Author: Harpreet Sahota (Hacker in Residence at Voxel51)
A Cool Way to Discover Topics and Trends at the Biggest CV Conference of the Year
The 2024 Conference on Computer Vision and Pattern Recognition (CVPR) received 11,532 valid paper submissions, and only 2,719 were accepted for an overall acceptance rate of about 23.6%.
But keeping up with the vast array of research being presented at this year's CVPR can be challenging. CVPR has an awesome website listing out all the paper, but the information I want is scattered across various links and platforms. Needless to say, getting a good idea of what's being presented is time-consuming (and a bit disorganized).
But what if you could access all this knowledge in one convenient location, allowing you to identify trends and gain valuable insights easily?
Well, I curated a dataset hosted on Hugging Face and built it with FiftyOne, which does just that -it helps you explore this year's conference offerings. I was able to find/scrape 2,389 of the 2,719 accepted papers, and I put them into a dataset that we will explore together!
Btw this post is available as a Google Colab notebook here, though I recommend running it locally if you can.
tl;dr
• CVPR 2024 received 11,532 paper submissions, with 2,719 accepted for a 23.6% acceptance rate.
• I curated a dataset of 2,389 accepted papers, hosted on Hugging Face and built with FiftyOne. It includes paper images, titles, authors, abstracts, links, categories, and keywords.
• The dataset is hosted on Hugging Face and can be loaded into FiftyOne, which you can use for managing, querying, visualizing and analyzing the papers.
• Text embeddings were generated for the titles and abstracts using the gte-large-en-v1.5 model from Sentence Transformers.

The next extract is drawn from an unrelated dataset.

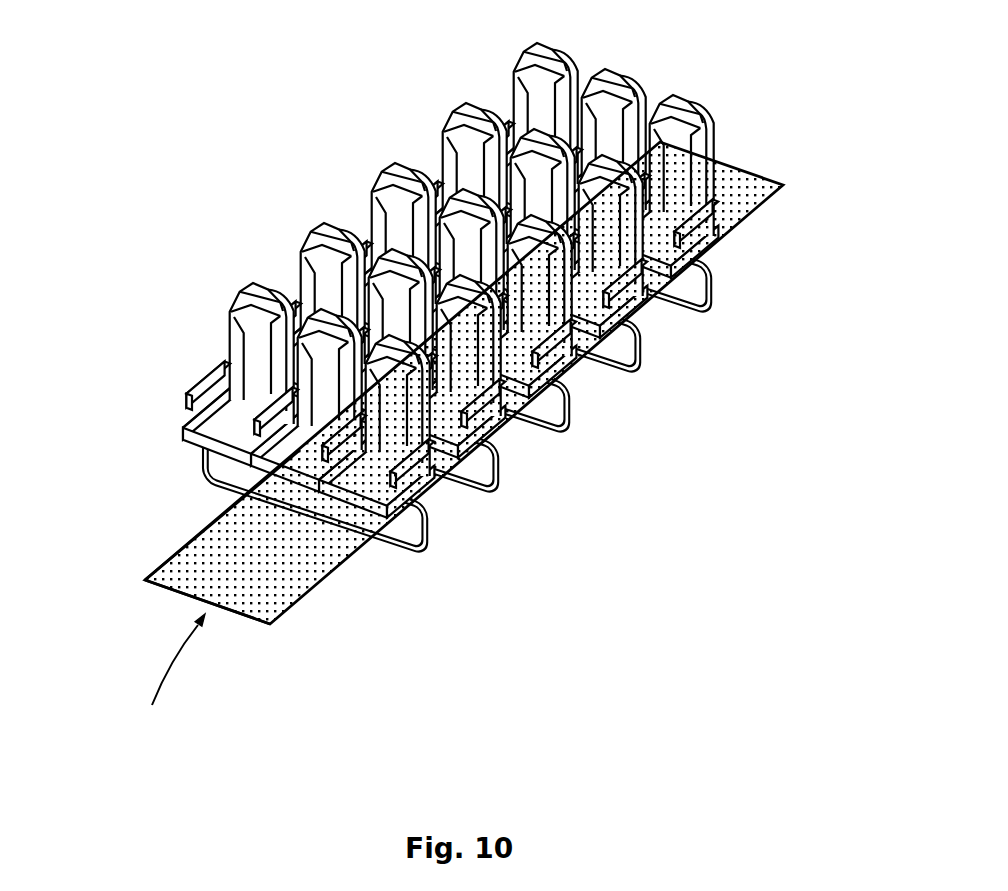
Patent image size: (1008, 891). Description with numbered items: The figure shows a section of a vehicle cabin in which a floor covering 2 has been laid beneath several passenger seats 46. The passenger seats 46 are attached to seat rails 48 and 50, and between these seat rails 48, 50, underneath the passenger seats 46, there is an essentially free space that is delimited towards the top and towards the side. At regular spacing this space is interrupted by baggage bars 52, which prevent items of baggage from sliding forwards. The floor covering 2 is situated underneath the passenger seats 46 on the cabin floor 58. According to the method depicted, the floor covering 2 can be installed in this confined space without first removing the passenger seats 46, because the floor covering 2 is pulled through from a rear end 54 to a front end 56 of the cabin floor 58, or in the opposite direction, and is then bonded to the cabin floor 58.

• FiftyOne Brain was used to visualize the embeddings with UMAP, compute uniqueness scores to find the most unique papers, and index the embeddings by similarity to easily find similar papers.
🧐 What's in this dataset?
The dataset consists of images of the first pages of papers, their titles, a list of authors, their abstracts, direct links to papers on arXiv, project pages, a category breakdown according to the arXiv taxonomy, and keywords that I bucketed from the 2024 CVPR call for papers.
Here are the fields:
An image of the first page of the paper
-
title
: The title of the paper -
authors_list
: The list of authors -
abstract
: The abstract of the paper -
arxiv_link
: Link to the paper on arXiv -
other_link
: Link to the project page, if found -
category_name
: The primary category of this paper, according to arXiv taxonomy -
all_categories
: All categories this paper falls into, according to arXiv taxonomy -
keywords
: Extracted using GPT-4o
This should give us enough information to pick up some interesting trends for this year's CVPR!
PS: Check out my picks for awesome papers at CVPR in my GitHub repo. Here's some general code for how I scraped the CVPR data.

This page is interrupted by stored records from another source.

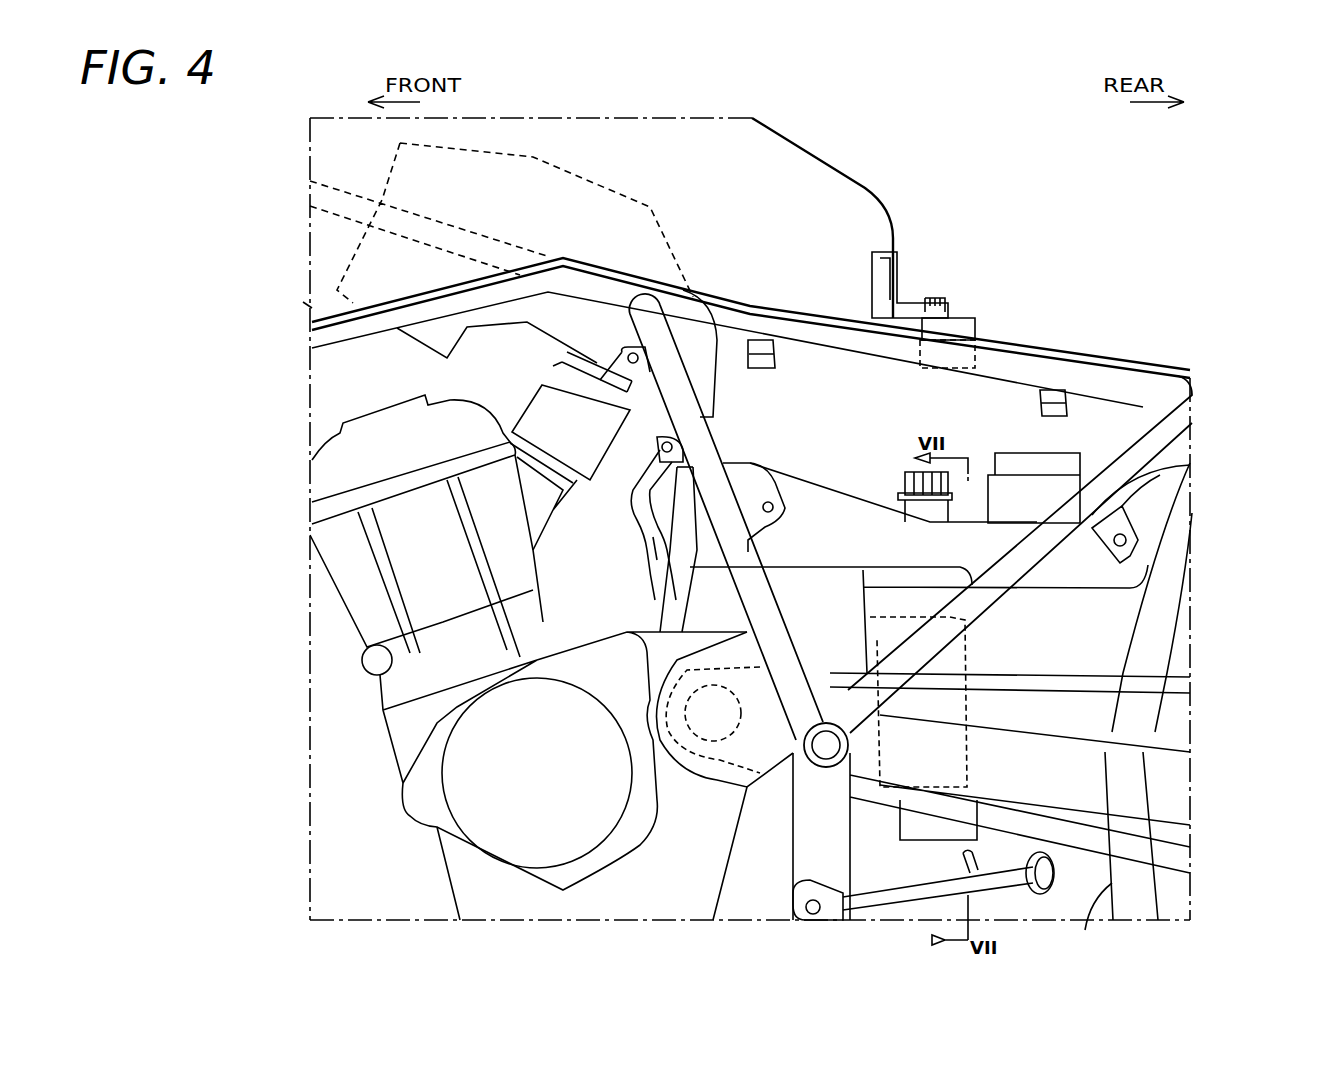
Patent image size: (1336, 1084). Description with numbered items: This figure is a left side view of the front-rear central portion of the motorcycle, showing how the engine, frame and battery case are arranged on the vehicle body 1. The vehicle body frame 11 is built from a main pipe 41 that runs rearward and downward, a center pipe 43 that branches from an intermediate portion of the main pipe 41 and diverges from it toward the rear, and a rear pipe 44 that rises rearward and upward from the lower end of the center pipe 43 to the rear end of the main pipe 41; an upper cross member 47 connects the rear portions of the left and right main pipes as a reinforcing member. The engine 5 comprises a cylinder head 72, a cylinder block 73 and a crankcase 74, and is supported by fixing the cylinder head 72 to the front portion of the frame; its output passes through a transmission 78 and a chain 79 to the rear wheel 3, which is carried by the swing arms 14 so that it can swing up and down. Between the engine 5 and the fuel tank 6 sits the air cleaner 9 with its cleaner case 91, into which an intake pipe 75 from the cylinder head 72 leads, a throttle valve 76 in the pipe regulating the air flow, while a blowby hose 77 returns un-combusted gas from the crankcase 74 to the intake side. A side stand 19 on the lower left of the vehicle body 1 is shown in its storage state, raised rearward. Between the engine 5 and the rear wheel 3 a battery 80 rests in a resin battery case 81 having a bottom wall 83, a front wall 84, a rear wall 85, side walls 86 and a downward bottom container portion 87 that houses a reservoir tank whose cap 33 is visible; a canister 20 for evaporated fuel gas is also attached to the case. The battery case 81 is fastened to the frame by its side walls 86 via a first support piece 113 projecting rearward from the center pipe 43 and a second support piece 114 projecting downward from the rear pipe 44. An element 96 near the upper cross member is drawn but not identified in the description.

The vehicle body 1 is at (1082, 310).
The rear wheel 3 is at (1110, 882).
The engine 5 is at (316, 624).
The fuel tank 6 is at (832, 190).
The air cleaner 9 is at (382, 158).
The vehicle body frame 11 is at (286, 302).
The swing arms 14 is at (1185, 778).
The side stand 19 is at (908, 898).
The canister 20 is at (868, 642).
The cap 33 is at (900, 478).
The main pipe 41 is at (604, 292).
The center pipe 43 is at (677, 367).
The rear pipe 44 is at (1135, 453).
The upper cross member 47 is at (960, 318).
The cylinder head 72 is at (347, 560).
The cylinder block 73 is at (447, 668).
The crankcase 74 is at (467, 737).
The intake pipe 75 is at (547, 510).
The throttle valve 76 is at (553, 395).
The blowby hose 77 is at (653, 537).
The transmission 78 is at (665, 885).
The chain 79 is at (1173, 860).
The battery 80 is at (1015, 485).
The battery case 81 is at (673, 583).
The bottom wall 83 is at (707, 577).
The front wall 84 is at (645, 512).
The rear wall 85 is at (1180, 532).
The side walls 86 is at (828, 515).
The bottom container portion 87 is at (990, 653).
The cleaner case 91 is at (420, 350).
The bracket 96 is at (905, 300).
The first support piece 113 is at (752, 508).
The second support piece 114 is at (1125, 558).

Let's start by installing some dependencies:
%%capture
!pip install fiftyone sentence-transformers umap-learn lancedb scikit-learn==1.4.2
This tutorial will make use of the clustering plugin. Check out all available plugins here.
!fiftyone plugins download https://github.com/jacobmarks/clustering-plugin
import fiftyone as fo
import fiftyone.utils.huggingface as fouh
FiftyOne natively integrates with Hugging Face's datasets library.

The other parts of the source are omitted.